It would be nice to have a way to classify processes according to their resources allocation for reducing the size of config file.
For example:
processes 1, 2,3,4,5 can be grouped as huge_demanding_ processes and processes 6,7,8,9,10 as little_processes. In this way you need to specify only two configurations within the config.file
Very good idea!
This could also be extended to containers... imagine that I have a container for processes 1,2,3 and another for 4,5,6 etc...

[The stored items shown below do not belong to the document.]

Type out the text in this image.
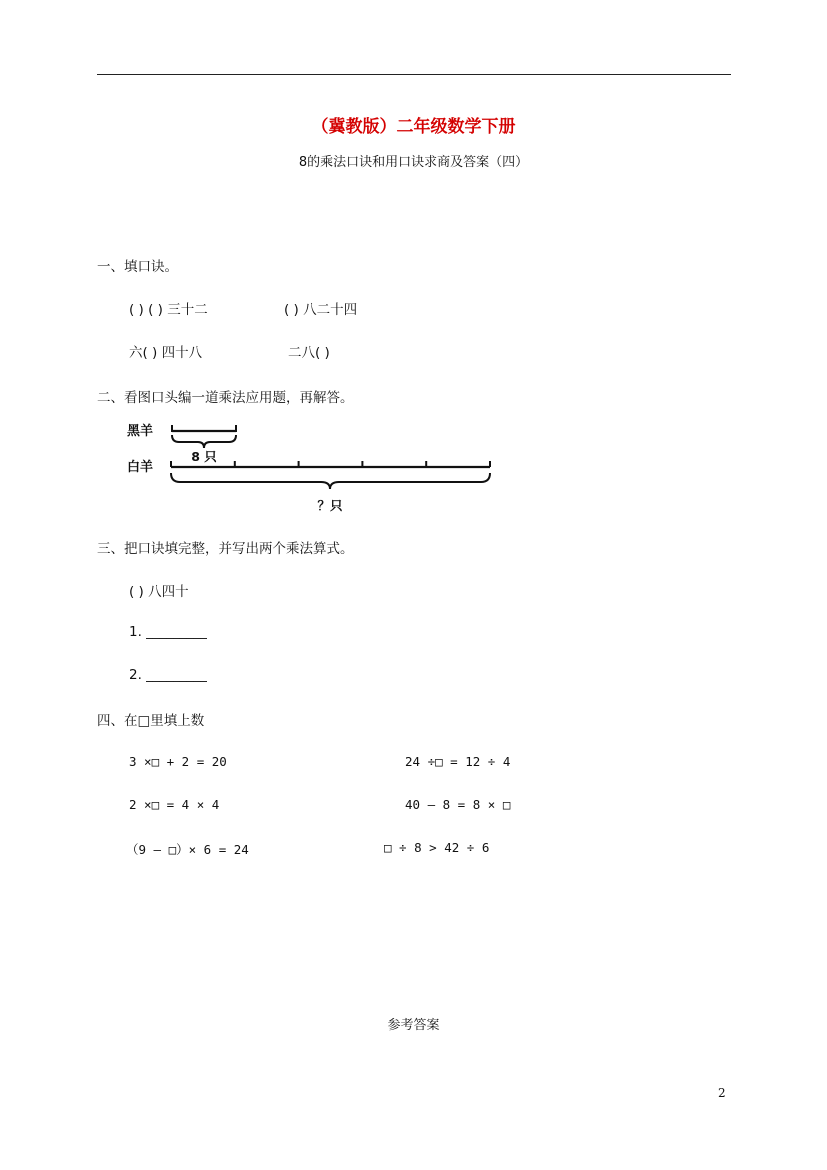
（冀教版）二年级数学下册
8的乘法口诀和用口诀求商及答案（四）
一、填口诀。
( ) ( ) 三十二	( ) 八二十四
六( ) 四十八	二八( )
二、看图口头编一道乘法应用题，再解答。
黑羊
8 只
白羊
？只
三、把口诀填完整，并写出两个乘法算式。
( ) 八四十
1. _________
2. _________
四、在□里填上数
3 ×□ + 2 = 20	24 ÷□ = 12 ÷ 4
2 ×□ = 4 × 4	40 – 8 = 8 × □
（9 – □）× 6 = 24	□ ÷ 8 > 42 ÷ 6
参考答案
2
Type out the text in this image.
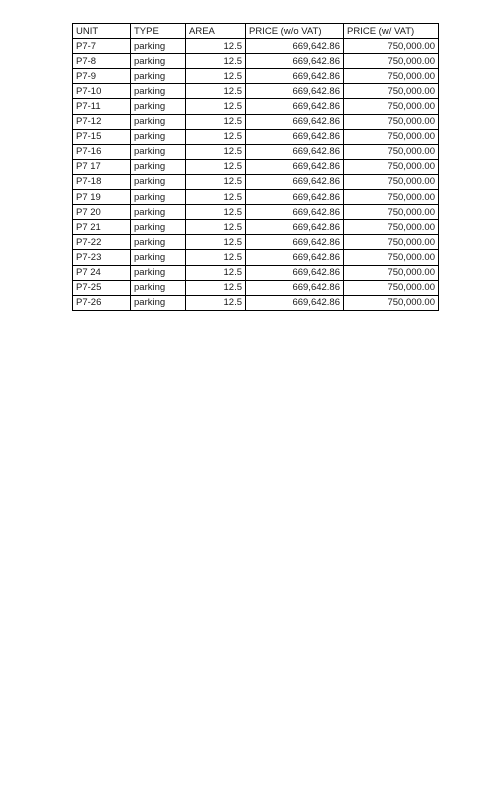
UNIT	TYPE	AREA	PRICE (w/o VAT)	PRICE (w/ VAT)
P7-7	parking	12.5	669,642.86	750,000.00
P7-8	parking	12.5	669,642.86	750,000.00
P7-9	parking	12.5	669,642.86	750,000.00
P7-10	parking	12.5	669,642.86	750,000.00
P7-11	parking	12.5	669,642.86	750,000.00
P7-12	parking	12.5	669,642.86	750,000.00
P7-15	parking	12.5	669,642.86	750,000.00
P7-16	parking	12.5	669,642.86	750,000.00
P7 17	parking	12.5	669,642.86	750,000.00
P7-18	parking	12.5	669,642.86	750,000.00
P7 19	parking	12.5	669,642.86	750,000.00
P7 20	parking	12.5	669,642.86	750,000.00
P7 21	parking	12.5	669,642.86	750,000.00
P7-22	parking	12.5	669,642.86	750,000.00
P7-23	parking	12.5	669,642.86	750,000.00
P7 24	parking	12.5	669,642.86	750,000.00
P7-25	parking	12.5	669,642.86	750,000.00
P7-26	parking	12.5	669,642.86	750,000.00
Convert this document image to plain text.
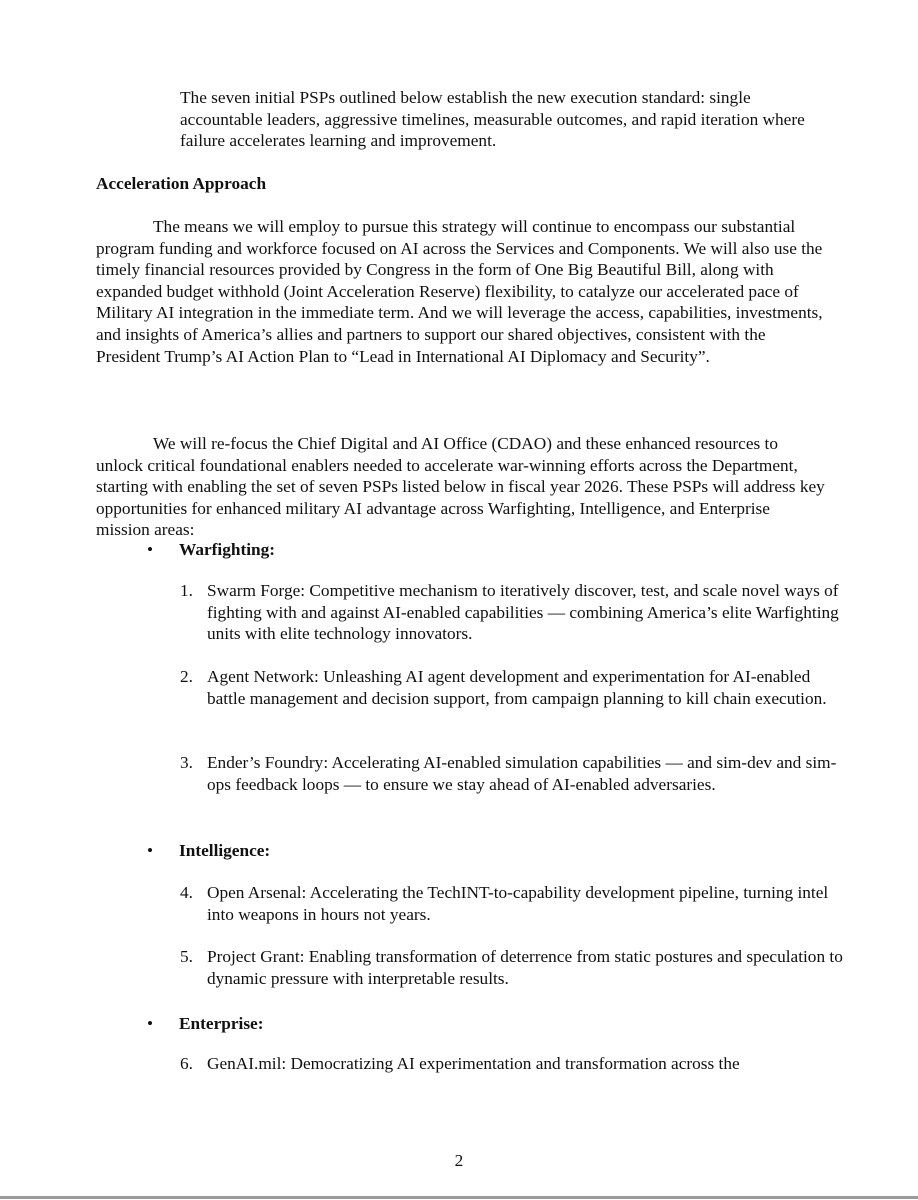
The seven initial PSPs outlined below establish the new execution standard: single accountable leaders, aggressive timelines, measurable outcomes, and rapid iteration where failure accelerates learning and improvement.

Acceleration Approach

The means we will employ to pursue this strategy will continue to encompass our substantial program funding and workforce focused on AI across the Services and Components. We will also use the timely financial resources provided by Congress in the form of One Big Beautiful Bill, along with expanded budget withhold (Joint Acceleration Reserve) flexibility, to catalyze our accelerated pace of Military AI integration in the immediate term. And we will leverage the access, capabilities, investments, and insights of America’s allies and partners to support our shared objectives, consistent with the President Trump’s AI Action Plan to “Lead in International AI Diplomacy and Security”.

We will re-focus the Chief Digital and AI Office (CDAO) and these enhanced resources to unlock critical foundational enablers needed to accelerate war-winning efforts across the Department, starting with enabling the set of seven PSPs listed below in fiscal year 2026. These PSPs will address key opportunities for enhanced military AI advantage across Warfighting, Intelligence, and Enterprise mission areas:

• Warfighting:

1. Swarm Forge: Competitive mechanism to iteratively discover, test, and scale novel ways of fighting with and against AI-enabled capabilities — combining America’s elite Warfighting units with elite technology innovators.

2. Agent Network: Unleashing AI agent development and experimentation for AI-enabled battle management and decision support, from campaign planning to kill chain execution.

3. Ender’s Foundry: Accelerating AI-enabled simulation capabilities — and sim-dev and sim-ops feedback loops — to ensure we stay ahead of AI-enabled adversaries.

• Intelligence:

4. Open Arsenal: Accelerating the TechINT-to-capability development pipeline, turning intel into weapons in hours not years.

5. Project Grant: Enabling transformation of deterrence from static postures and speculation to dynamic pressure with interpretable results.

• Enterprise:

6. GenAI.mil: Democratizing AI experimentation and transformation across the

2
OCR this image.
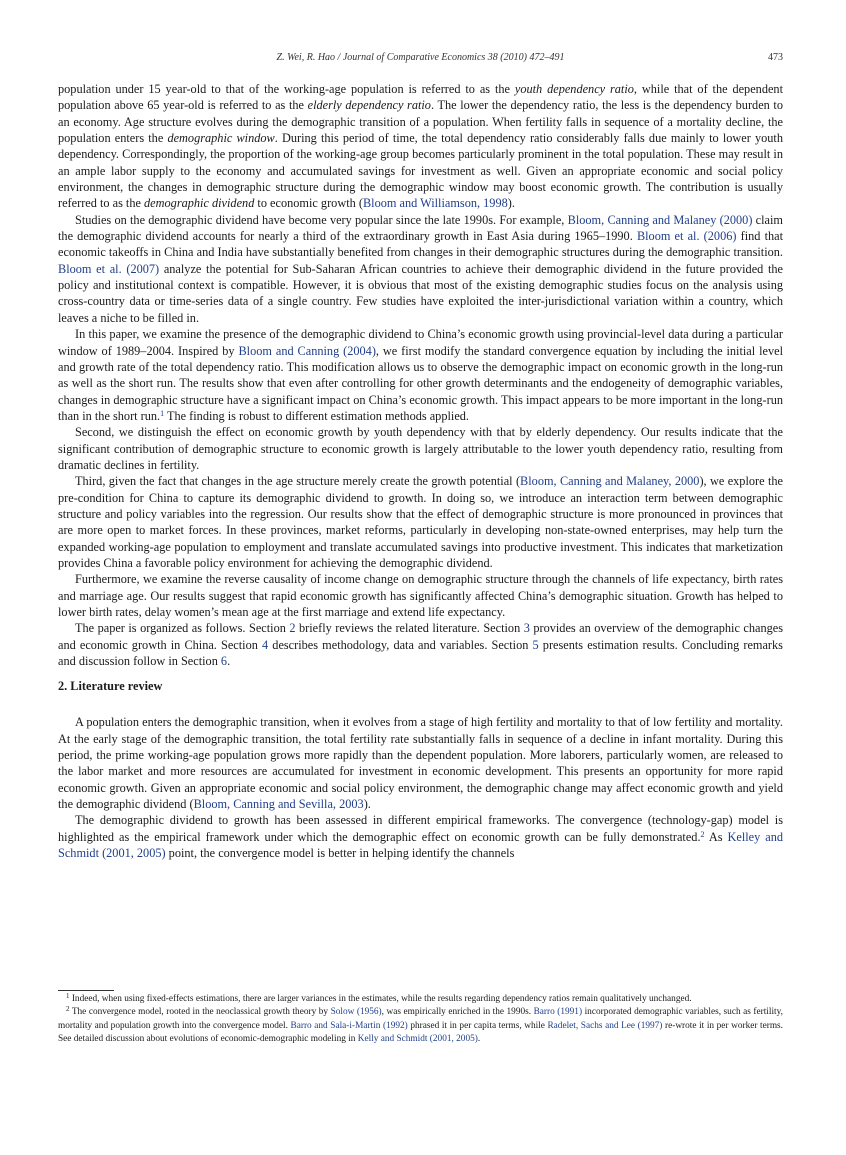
Z. Wei, R. Hao / Journal of Comparative Economics 38 (2010) 472–491	473

population under 15 year-old to that of the working-age population is referred to as the youth dependency ratio, while that of the dependent population above 65 year-old is referred to as the elderly dependency ratio. The lower the dependency ratio, the less is the dependency burden to an economy. Age structure evolves during the demographic transition of a population. When fertility falls in sequence of a mortality decline, the population enters the demographic window. During this period of time, the total dependency ratio considerably falls due mainly to lower youth dependency. Correspondingly, the proportion of the working-age group becomes particularly prominent in the total population. These may result in an ample labor supply to the economy and accumulated savings for investment as well. Given an appropriate economic and social policy environment, the changes in demographic structure during the demographic window may boost economic growth. The contribution is usually referred to as the demographic dividend to economic growth (Bloom and Williamson, 1998).

Studies on the demographic dividend have become very popular since the late 1990s. For example, Bloom, Canning and Malaney (2000) claim the demographic dividend accounts for nearly a third of the extraordinary growth in East Asia during 1965–1990. Bloom et al. (2006) find that economic takeoffs in China and India have substantially benefited from changes in their demographic structures during the demographic transition. Bloom et al. (2007) analyze the potential for Sub-Saharan African countries to achieve their demographic dividend in the future provided the policy and institutional context is compatible. However, it is obvious that most of the existing demographic studies focus on the analysis using cross-country data or time-series data of a single country. Few studies have exploited the inter-jurisdictional variation within a country, which leaves a niche to be filled in.

In this paper, we examine the presence of the demographic dividend to China’s economic growth using provincial-level data during a particular window of 1989–2004. Inspired by Bloom and Canning (2004), we first modify the standard convergence equation by including the initial level and growth rate of the total dependency ratio. This modification allows us to observe the demographic impact on economic growth in the long-run as well as the short run. The results show that even after controlling for other growth determinants and the endogeneity of demographic variables, changes in demographic structure have a significant impact on China’s economic growth. This impact appears to be more important in the long-run than in the short run.$^1$ The finding is robust to different estimation methods applied.

Second, we distinguish the effect on economic growth by youth dependency with that by elderly dependency. Our results indicate that the significant contribution of demographic structure to economic growth is largely attributable to the lower youth dependency ratio, resulting from dramatic declines in fertility.

Third, given the fact that changes in the age structure merely create the growth potential (Bloom, Canning and Malaney, 2000), we explore the pre-condition for China to capture its demographic dividend to growth. In doing so, we introduce an interaction term between demographic structure and policy variables into the regression. Our results show that the effect of demographic structure is more pronounced in provinces that are more open to market forces. In these provinces, market reforms, particularly in developing non-state-owned enterprises, may help turn the expanded working-age population to employment and translate accumulated savings into productive investment. This indicates that marketization provides China a favorable policy environment for achieving the demographic dividend.

Furthermore, we examine the reverse causality of income change on demographic structure through the channels of life expectancy, birth rates and marriage age. Our results suggest that rapid economic growth has significantly affected China’s demographic situation. Growth has helped to lower birth rates, delay women’s mean age at the first marriage and extend life expectancy.

The paper is organized as follows. Section 2 briefly reviews the related literature. Section 3 provides an overview of the demographic changes and economic growth in China. Section 4 describes methodology, data and variables. Section 5 presents estimation results. Concluding remarks and discussion follow in Section 6.

2. Literature review

A population enters the demographic transition, when it evolves from a stage of high fertility and mortality to that of low fertility and mortality. At the early stage of the demographic transition, the total fertility rate substantially falls in sequence of a decline in infant mortality. During this period, the prime working-age population grows more rapidly than the dependent population. More laborers, particularly women, are released to the labor market and more resources are accumulated for investment in economic development. This presents an opportunity for more rapid economic growth. Given an appropriate economic and social policy environment, the demographic change may affect economic growth and yield the demographic dividend (Bloom, Canning and Sevilla, 2003).

The demographic dividend to growth has been assessed in different empirical frameworks. The convergence (technology-gap) model is highlighted as the empirical framework under which the demographic effect on economic growth can be fully demonstrated.$^2$ As Kelley and Schmidt (2001, 2005) point, the convergence model is better in helping identify the channels

$^1$ Indeed, when using fixed-effects estimations, there are larger variances in the estimates, while the results regarding dependency ratios remain qualitatively unchanged.

$^2$ The convergence model, rooted in the neoclassical growth theory by Solow (1956), was empirically enriched in the 1990s. Barro (1991) incorporated demographic variables, such as fertility, mortality and population growth into the convergence model. Barro and Sala-i-Martin (1992) phrased it in per capita terms, while Radelet, Sachs and Lee (1997) re-wrote it in per worker terms. See detailed discussion about evolutions of economic-demographic modeling in Kelly and Schmidt (2001, 2005).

Yes, the point is to decouple the resource annotations from the process to make it more flexible and less verbose. What about this:
labels directive;add a new label selector in the config file, eg:
process {
withLabel: big {
cpus = 8
memory = 10.GB
queue = 'long-queue'
}
withLabel: small {
cpus = 1
memory = 2.GB
queue = 'short-queue'
}
withName: YourProcessName {
cpus = 4
container = 'image/name'
}
}
the withLabel category allows the assigned of the grouped resources to all process
declaring the specified label;
withName category allows the assignment of the grouped resources/directives to the process having the named specified; withName category overrides the withLabel assignment; process.$name.xxx syntax. This should address would also address the issue #621.
A first implementation of new process configuration via label annotations is ready to tested.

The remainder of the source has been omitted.